The Repository for Open Access Data from the Malaria Atlas Project (ROAD-MAP) was established in 2011.

The project moved from the University of Oxford in the UK to the Telethon Kids Institute in Perth, Western Australia, in September 2019.

In late 2023, an East African branch of MAP was established at the Ifakara Health Institute in Dar es Salaam, Tanzania.

==Academic research==
===Modelling malaria prevalence===
A key aspect of MAP's work is to use statistical approaches to modelling the prevalence of different forms of malaria on a global scale using Bayesian model-based geostatistics.
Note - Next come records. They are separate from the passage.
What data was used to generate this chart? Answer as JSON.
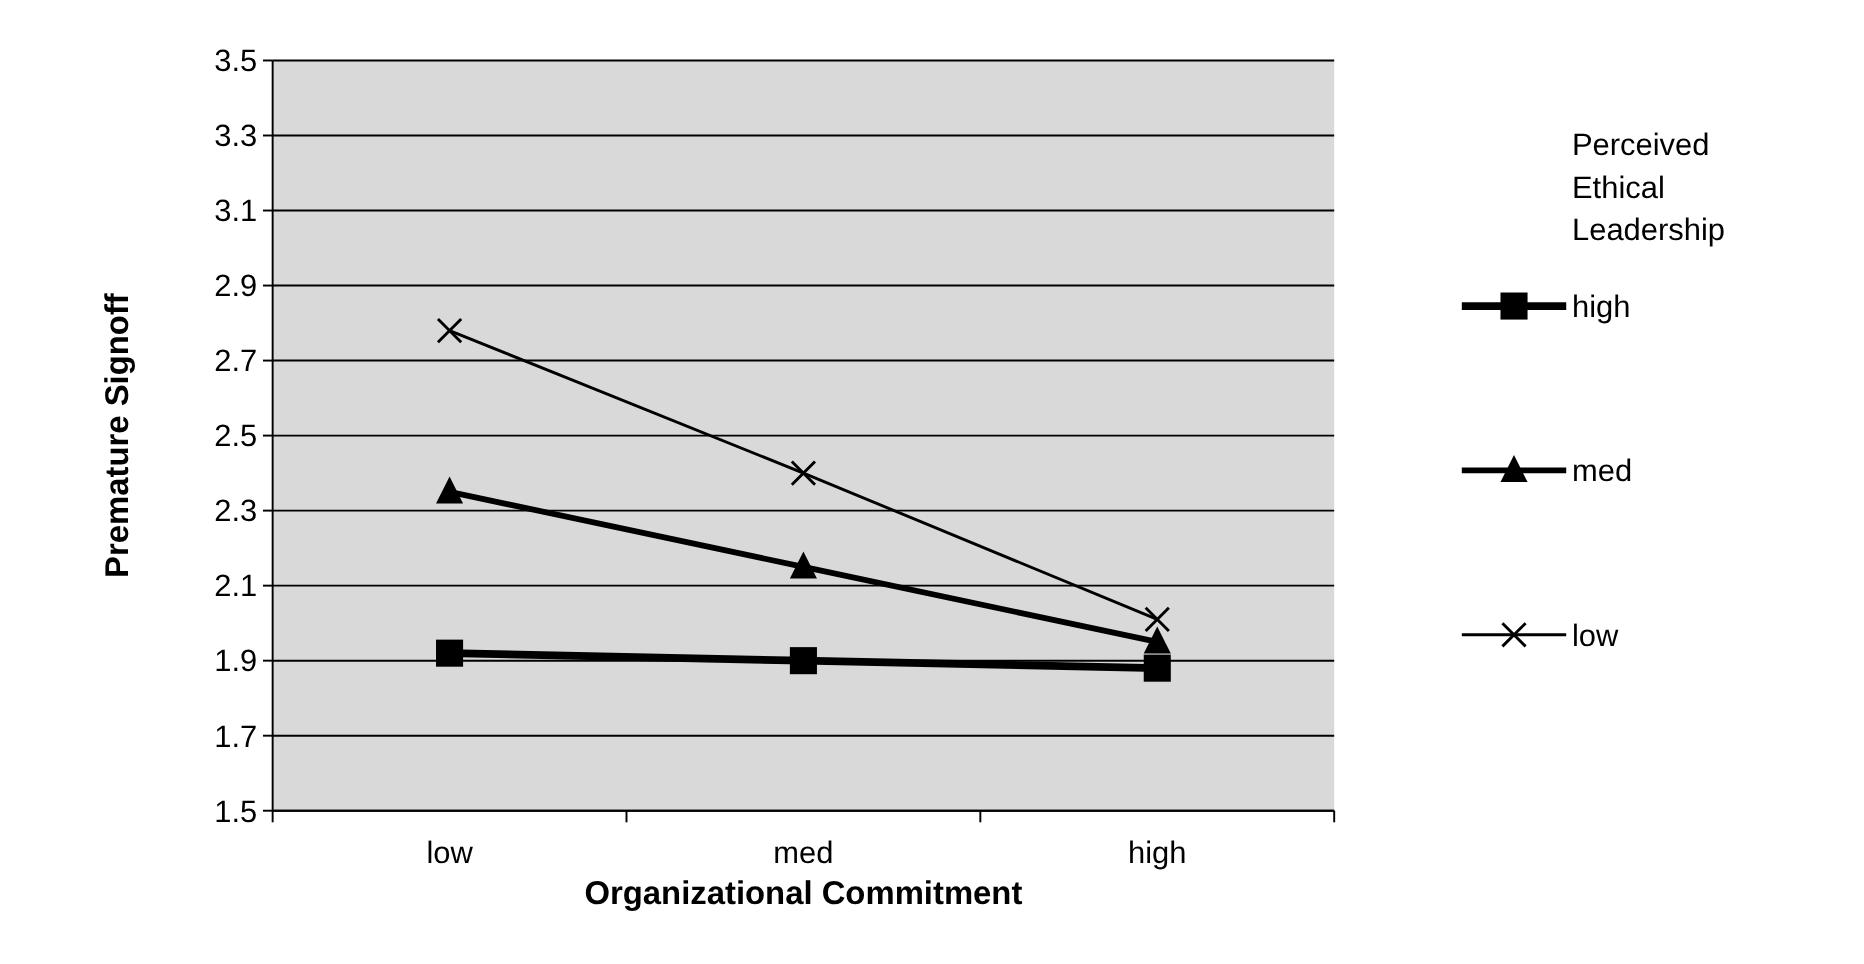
{
  "chart_data": {
    "type": "line",
    "xlabel": "Organizational Commitment",
    "ylabel": "Premature Signoff",
    "legend_title": "Perceived Ethical Leadership",
    "categories": [
      "low",
      "med",
      "high"
    ],
    "series": [
      {
        "name": "high",
        "color": "#000000",
        "marker": "square",
        "values": [
          1.92,
          1.9,
          1.88
        ]
      },
      {
        "name": "med",
        "color": "#000000",
        "marker": "triangle",
        "values": [
          2.35,
          2.15,
          1.95
        ]
      },
      {
        "name": "low",
        "color": "#000000",
        "marker": "cross",
        "values": [
          2.78,
          2.4,
          2.01
        ]
      }
    ],
    "ylim": [
      1.5,
      3.5
    ],
    "yticks": [
      1.5,
      1.7,
      1.9,
      2.1,
      2.3,
      2.5,
      2.7,
      2.9,
      3.1,
      3.3,
      3.5
    ],
    "grid": "y",
    "legend": "right"
  }
}
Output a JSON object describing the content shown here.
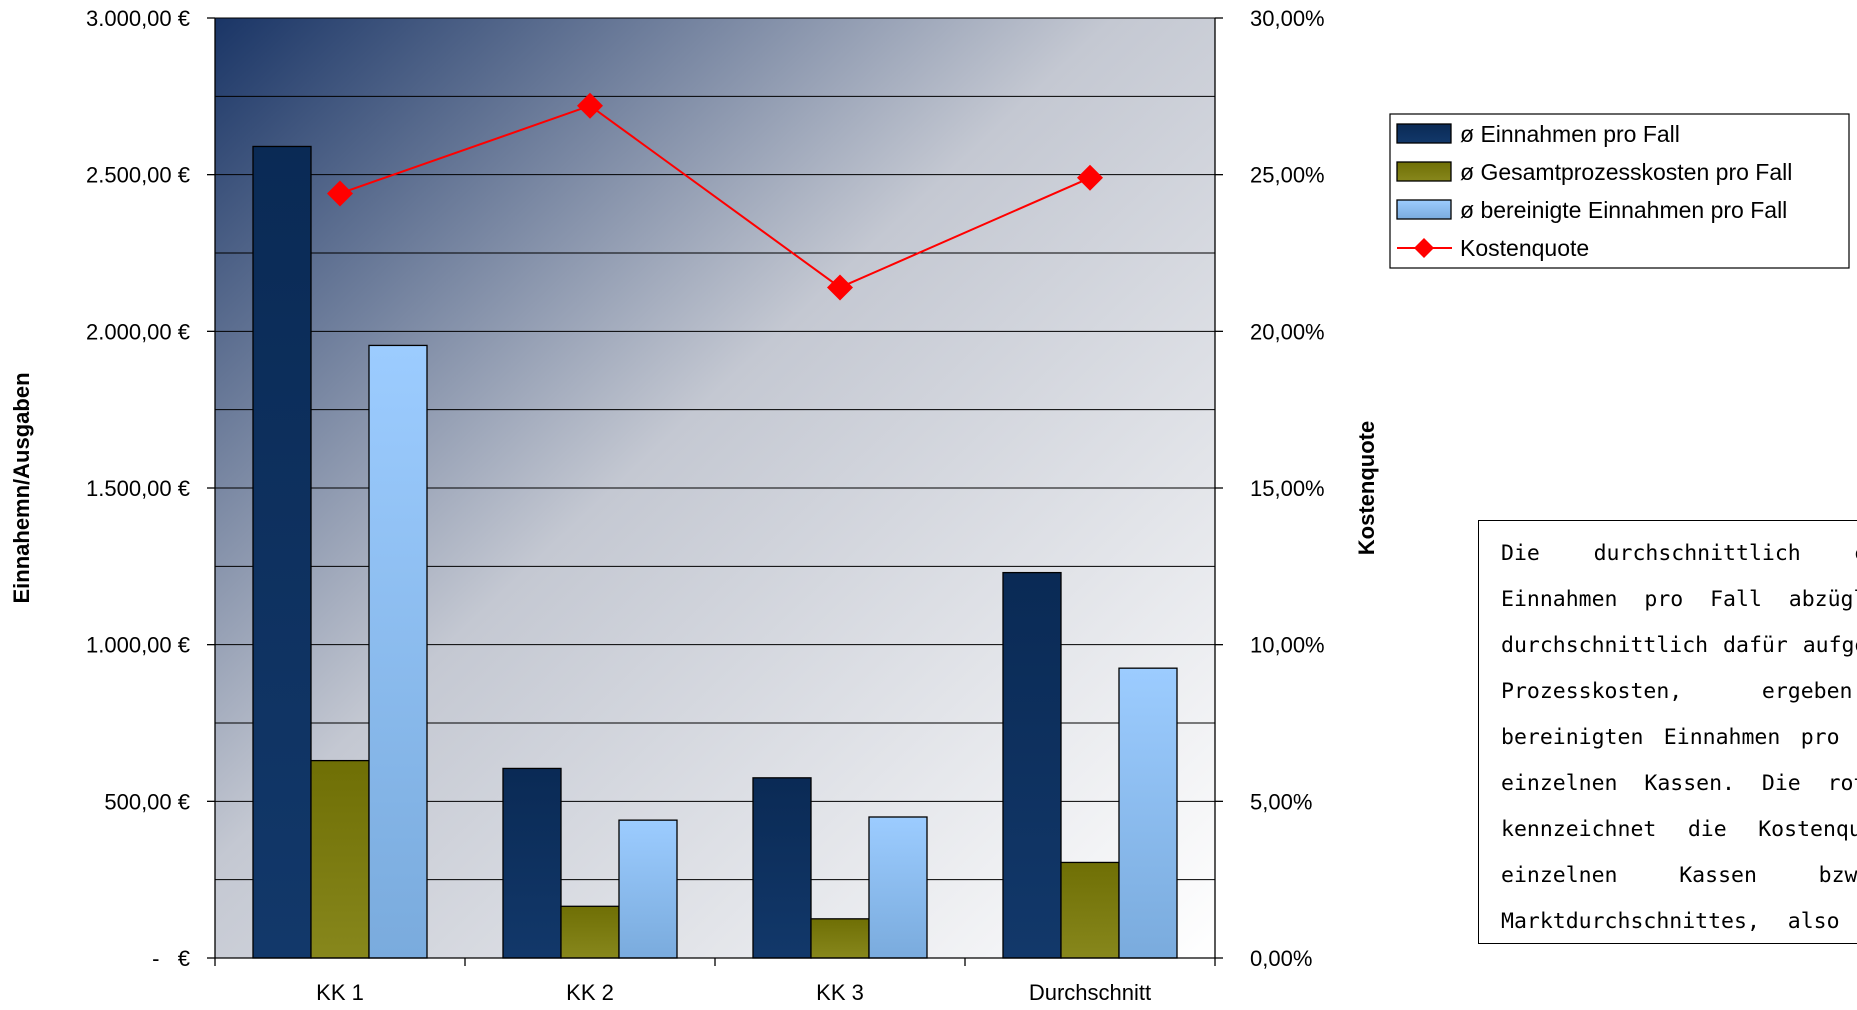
{
  "chart_data": {
    "type": "bar",
    "categories": [
      "KK 1",
      "KK 2",
      "KK 3",
      "Durchschnitt"
    ],
    "series": [
      {
        "name": "ø Einnahmen pro Fall",
        "type": "bar",
        "axis": "left",
        "color": "#0f2f5c",
        "values": [
          2590,
          605,
          575,
          1230
        ]
      },
      {
        "name": "ø Gesamtprozesskosten pro Fall",
        "type": "bar",
        "axis": "left",
        "color": "#7a7a10",
        "values": [
          630,
          165,
          125,
          305
        ]
      },
      {
        "name": "ø bereinigte Einnahmen pro Fall",
        "type": "bar",
        "axis": "left",
        "color": "#8fc0ee",
        "values": [
          1955,
          440,
          450,
          925
        ]
      },
      {
        "name": "Kostenquote",
        "type": "line",
        "axis": "right",
        "color": "#ff0000",
        "values": [
          0.244,
          0.272,
          0.214,
          0.249
        ]
      }
    ],
    "ylabel": "Einnahemn/Ausgaben",
    "y2label": "Kostenquote",
    "ylim": [
      0,
      3000
    ],
    "y2lim": [
      0,
      0.3
    ],
    "y_ticks": [
      "-   €",
      "500,00 €",
      "1.000,00 €",
      "1.500,00 €",
      "2.000,00 €",
      "2.500,00 €",
      "3.000,00 €"
    ],
    "y2_ticks": [
      "0,00%",
      "5,00%",
      "10,00%",
      "15,00%",
      "20,00%",
      "25,00%",
      "30,00%"
    ],
    "grid": true,
    "legend_position": "right"
  },
  "note": {
    "text": "Die durchschnittlich erzielten Einnahmen pro Fall abzüglich der durchschnittlich dafür aufgewendeten Prozesskosten, ergeben die bereinigten Einnahmen pro Fall der einzelnen Kassen. Die rote Linie kennzeichnet die Kostenquote der einzelnen Kassen bzw. des Marktdurchschnittes, also Ausgaben bzw. die Kostenquote."
  }
}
====Plasmodium falciparum prevalence maps====
In September 2015, research by MAP published in Nature quantified the attributable effect of malaria disease control efforts in Africa. The results showed Plasmodium falciparum infection prevalence in endemic Africa halved and the incidence of clinical disease fell by 40% between 2000 and 2015. The best estimate is that interventions have averted 663 million clinical cases since 2000. Insecticide-treated nets, the most widespread intervention, were by far the largest contributor. Although still below target levels, current malaria interventions have substantially reduced malaria disease incidence across the continent.

====Plasmodium vivax prevalence maps====
In 2012, MAP published the first global maps for Plasmodium vivax endemicity.